- Born: 13 November 1905 England
- Died: 12 August 1984 (aged 78) Berkshire, England
- Occupations: Golfer, dog breeder

= Raymond Oppenheimer =

English businessman, golfer and Bull Terrier enthusiast

Raymond Harry Oppenheimer CBE (13 November 1905 – 12 August 1984) was an English businessman, golfer and Bull Terrier enthusiast.
His family was wealthy from its interests in South African diamond mining.
During World War II he became a wing commander in the Royal Air Force.
In 1951 he was captain of the British team in the Walker Cup.

==Life==

Raymond Harry Oppenheimer was born in England on 13 November 1905, son of Louis Oppenheimer and Charlotte Emily Oppenheimer.
Oppenheimer's family operated the De Beers diamond mines in South Africa.
His uncle was Sir Ernest Oppenheimer, co-founder of the Anglo American Corporation.
He attended Harrow, an independent boys' school, then went on to the University of Oxford.
He graduated in 1928 and joined the London office of his family's business.
He became an executive just before World War II (1939–1945).

During the war Oppenheimer served in the Royal Air Force as a pilot officer, rising to the rank of wing commander.
In 1957 he was still a bachelor at the age of 51, and lived in White Waltham Place, a mid-sized Georgian manor house in Maidenhead, Berkshire, set in a 300 acre estate.
He had inherited the property from his father.
He was a director of Anglo American, but had considerable free time to devote to sports and dog breeding.
Oppenheimer died on 12 August 1984 in Berkshire, England.

==Golfer==

At the age of 16 Oppenheimer was a scratch golfer at Temple Golf Club.
In 1928 he was captain of the Oxford University golf team.
He often won medals at St Andrews, and was a winning partner of Joyce Wethered at Worplesdon Golf Club.
In 1930 he played for England in the annual England–Scotland Amateur Match.

Oppenheimer became active in management of the Temple course, which was owned by his family.
From the late 1940s to the mid 1950s he was a strong international golf player with a +2 handicap.
He was captain of the English golf team in 1947, 1948, 1950 and 1951.
In 1951 he was also captain of the British team in the Walker Cup.
Since 1952 the winning team in the Men's Home Internationals has received the Raymond Trophy, which Oppenheimer presented in 1952.
The event is a competition for amateur golf teams representing England, Scotland, Wales and Ireland.

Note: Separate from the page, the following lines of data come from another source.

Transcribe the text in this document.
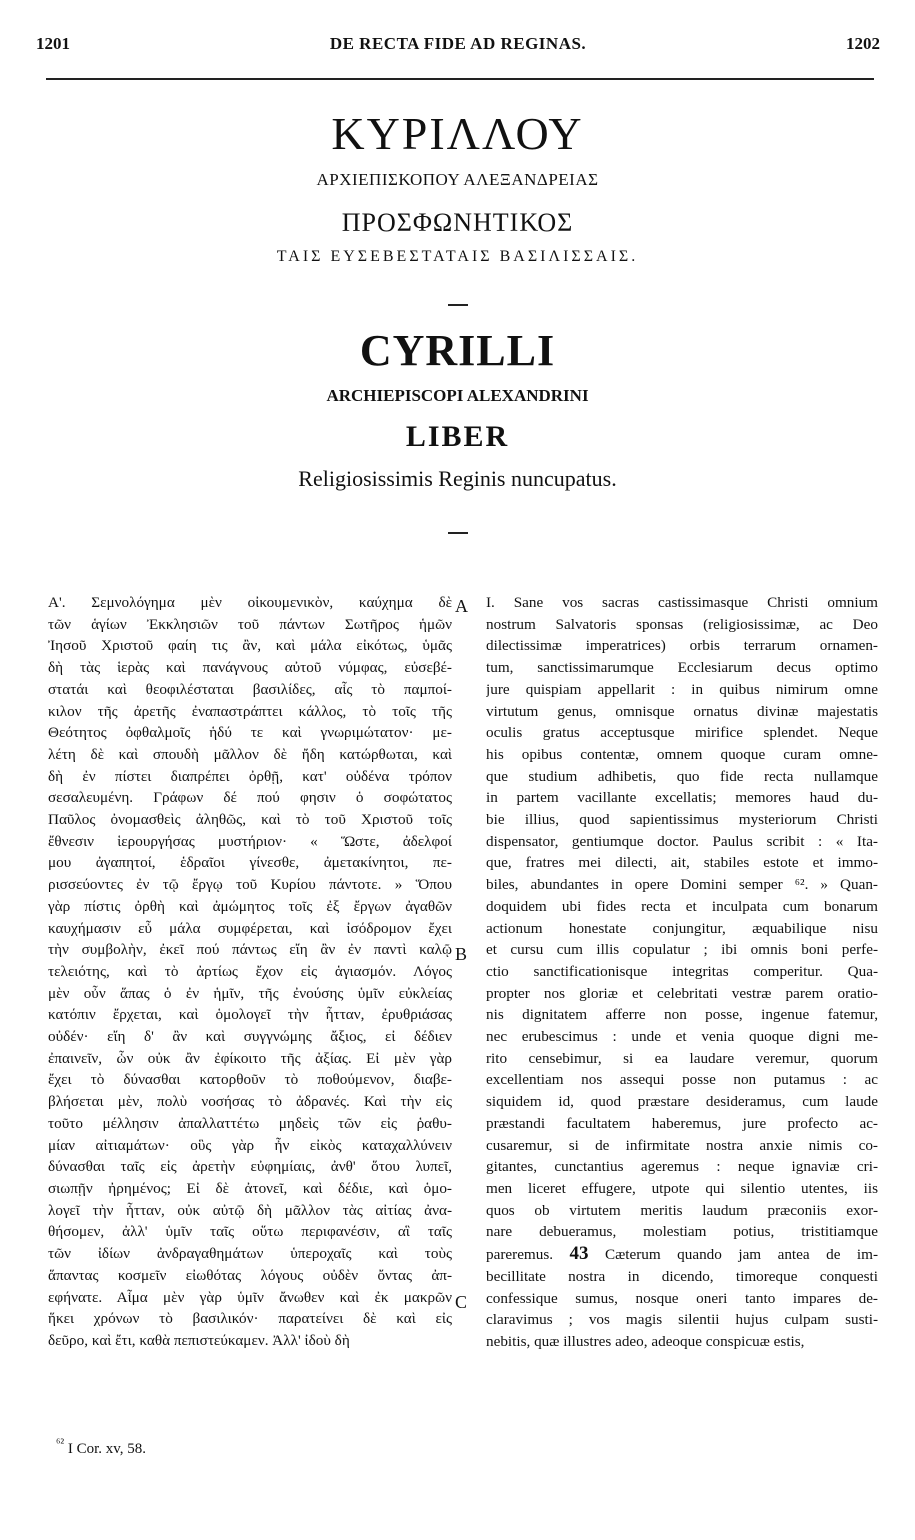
1201	DE RECTA FIDE AD REGINAS.	1202
ΚΥΡΙΛΛΟΥ
ΑΡΧΙΕΠΙΣΚΟΠΟΥ ΑΛΕΞΑΝΔΡΕΙΑΣ
ΠΡΟΣΦΩΝΗΤΙΚΟΣ
ΤΑΙΣ ΕΥΣΕΒΕΣΤΑΤΑΙΣ ΒΑΣΙΛΙΣΣΑΙΣ.
CYRILLI
ARCHIEPISCOPI ALEXANDRINI
LIBER
Religiosissimis Reginis nuncupatus.
Α'. Σεμνολόγημα μὲν οἰκουμενικὸν, καύχημα δὲ
τῶν ἁγίων Ἐκκλησιῶν τοῦ πάντων Σωτῆρος ἡμῶν
Ἰησοῦ Χριστοῦ φαίη τις ἂν, καὶ μάλα εἰκότως, ὑμᾶς
δὴ τὰς ἱερὰς καὶ πανάγνους αὐτοῦ νύμφας, εὐσεβέ-
στατάι καὶ θεοφιλέσταται βασιλίδες, αἷς τὸ παμποί-
κιλον τῆς ἀρετῆς ἐναπαστράπτει κάλλος, τὸ τοῖς τῆς
Θεότητος ὀφθαλμοῖς ἡδύ τε καὶ γνωριμώτατον· με-
λέτη δὲ καὶ σπουδὴ μᾶλλον δὲ ἤδη κατώρθωται, καὶ
δὴ ἐν πίστει διαπρέπει ὀρθῇ, κατ' οὐδένα τρόπον
σεσαλευμένη. Γράφων δέ πού φησιν ὁ σοφώτατος
Παῦλος ὀνομασθεὶς ἀληθῶς, καὶ τὸ τοῦ Χριστοῦ τοῖς
ἔθνεσιν ἱερουργήσας μυστήριον· « Ὥστε, ἀδελφοί
μου ἀγαπητοί, ἑδραῖοι γίνεσθε, ἀμετακίνητοι, πε-
ρισσεύοντες ἐν τῷ ἔργῳ τοῦ Κυρίου πάντοτε. » Ὅπου
γὰρ πίστις ὀρθὴ καὶ ἀμώμητος τοῖς ἐξ ἔργων ἀγαθῶν
καυχήμασιν εὖ μάλα συμφέρεται, καὶ ἰσόδρομον ἔχει
τὴν συμβολὴν, ἐκεῖ πού πάντως εἴη ἂν ἐν παντὶ καλῷ
τελειότης, καὶ τὸ ἀρτίως ἔχον εἰς ἁγιασμόν. Λόγος
μὲν οὖν ἅπας ὁ ἐν ἡμῖν, τῆς ἐνούσης ὑμῖν εὐκλείας
κατόπιν ἔρχεται, καὶ ὁμολογεῖ τὴν ἧτταν, ἐρυθριάσας
οὐδέν· εἴη δ' ἂν καὶ συγγνώμης ἄξιος, εἰ δέδιεν
ἐπαινεῖν, ὧν οὐκ ἂν ἐφίκοιτο τῆς ἀξίας. Εἰ μὲν γὰρ
ἔχει τὸ δύνασθαι κατορθοῦν τὸ ποθούμενον, διαβε-
βλήσεται μὲν, πολὺ νοσήσας τὸ ἀδρανές. Καὶ τὴν εἰς
τοῦτο μέλλησιν ἀπαλλαττέτω μηδεὶς τῶν εἰς ῥαθυ-
μίαν αἰτιαμάτων· οὓς γὰρ ἦν εἰκὸς καταχαλλύνειν
δύνασθαι ταῖς εἰς ἀρετὴν εὐφημίαις, ἀνθ' ὅτου λυπεῖ,
σιωπῇν ἠρημένος; Εἰ δὲ ἀτονεῖ, καὶ δέδιε, καὶ ὁμο-
λογεῖ τὴν ἧτταν, οὐκ αὐτῷ δὴ μᾶλλον τὰς αἰτίας ἀνα-
θήσομεν, ἀλλ' ὑμῖν ταῖς οὕτω περιφανέσιν, αἳ ταῖς
τῶν ἰδίων ἀνδραγαθημάτων ὑπεροχαῖς καὶ τοὺς
ἅπαντας κοσμεῖν εἰωθότας λόγους οὐδὲν ὄντας ἀπ-
εφήνατε. Αἷμα μὲν γὰρ ὑμῖν ἄνωθεν καὶ ἐκ μακρῶν
ἥκει χρόνων τὸ βασιλικόν· παρατείνει δὲ καὶ εἰς
δεῦρο, καὶ ἔτι, καθὰ πεπιστεύκαμεν. Ἀλλ' ἰδοὺ δὴ
A
B
C
I. Sane vos sacras castissimasque Christi omnium
nostrum Salvatoris sponsas (religiosissimæ, ac Deo
dilectissimæ imperatrices) orbis terrarum ornamen-
tum, sanctissimarumque Ecclesiarum decus optimo
jure quispiam appellarit : in quibus nimirum omne
virtutum genus, omnisque ornatus divinæ majestatis
oculis gratus acceptusque mirifice splendet. Neque
his opibus contentæ, omnem quoque curam omne-
que studium adhibetis, quo fide recta nullamque
in partem vacillante excellatis; memores haud du-
bie illius, quod sapientissimus mysteriorum Christi
dispensator, gentiumque doctor. Paulus scribit : « Ita-
que, fratres mei dilecti, ait, stabiles estote et immo-
biles, abundantes in opere Domini semper ⁶². » Quan-
doquidem ubi fides recta et inculpata cum bonarum
actionum honestate conjungitur, æquabilique nisu
et cursu cum illis copulatur ; ibi omnis boni perfe-
ctio sanctificationisque integritas comperitur. Qua-
propter nos gloriæ et celebritati vestræ parem oratio-
nis dignitatem afferre non posse, ingenue fatemur,
nec erubescimus : unde et venia quoque digni me-
rito censebimur, si ea laudare veremur, quorum
excellentiam nos assequi posse non putamus : ac
siquidem id, quod præstare desideramus, cum laude
præstandi facultatem haberemus, jure profecto ac-
cusaremur, si de infirmitate nostra anxie nimis co-
gitantes, cunctantius ageremus : neque ignaviæ cri-
men liceret effugere, utpote qui silentio utentes, iis
quos ob virtutem meritis laudum præconiis exor-
nare debueramus, molestiam potius, tristitiamque
pareremus. 43 Cæterum quando jam antea de im-
becillitate nostra in dicendo, timoreque conquesti
confessique sumus, nosque oneri tanto impares de-
claravimus ; vos magis silentii hujus culpam susti-
nebitis, quæ illustres adeo, adeoque conspicuæ estis,
$^{^{62}}$ I Cor. xv, 58.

In 1952 Oppenheimer set up the Golf Foundation, a charity that gives children and young people the chance to play golf.
He ensured that Henry Cotton was appointed as a Professional at Temple Golf Club in 1954.
He was elected President of Temple Golf Club in 1956, holding office until his death.
His golfing friends, many of whom played at Temple, included Sam Snead, Peter Thomson, Bobby Locke, Roger Wethered, Joyce Wethered, Bobby Jones and Molly Gourlay.
Oppenheimer withdrew from active management of Temple in 1969.

==Dog breeder==

Raymond Oppenheimer was judging Bull Terriers as early as 1939 at the Morris and Essex Show.
By 1957 he had become the leading expert on Bull Terriers, and spent much of his time supervising his kennels and judging in Britain, Europe and the United States.
In 1969 he and his partner Eva Weatherill were breeding dogs at their Ormandy-Souperlative kennel.
These were the leading Bull Terrier kennels in England.
In 1970 he donated 50 acre from his White Waltham estate for use as a British Dog Centre, which had been registered as a club and planned to hold a licensed dog show.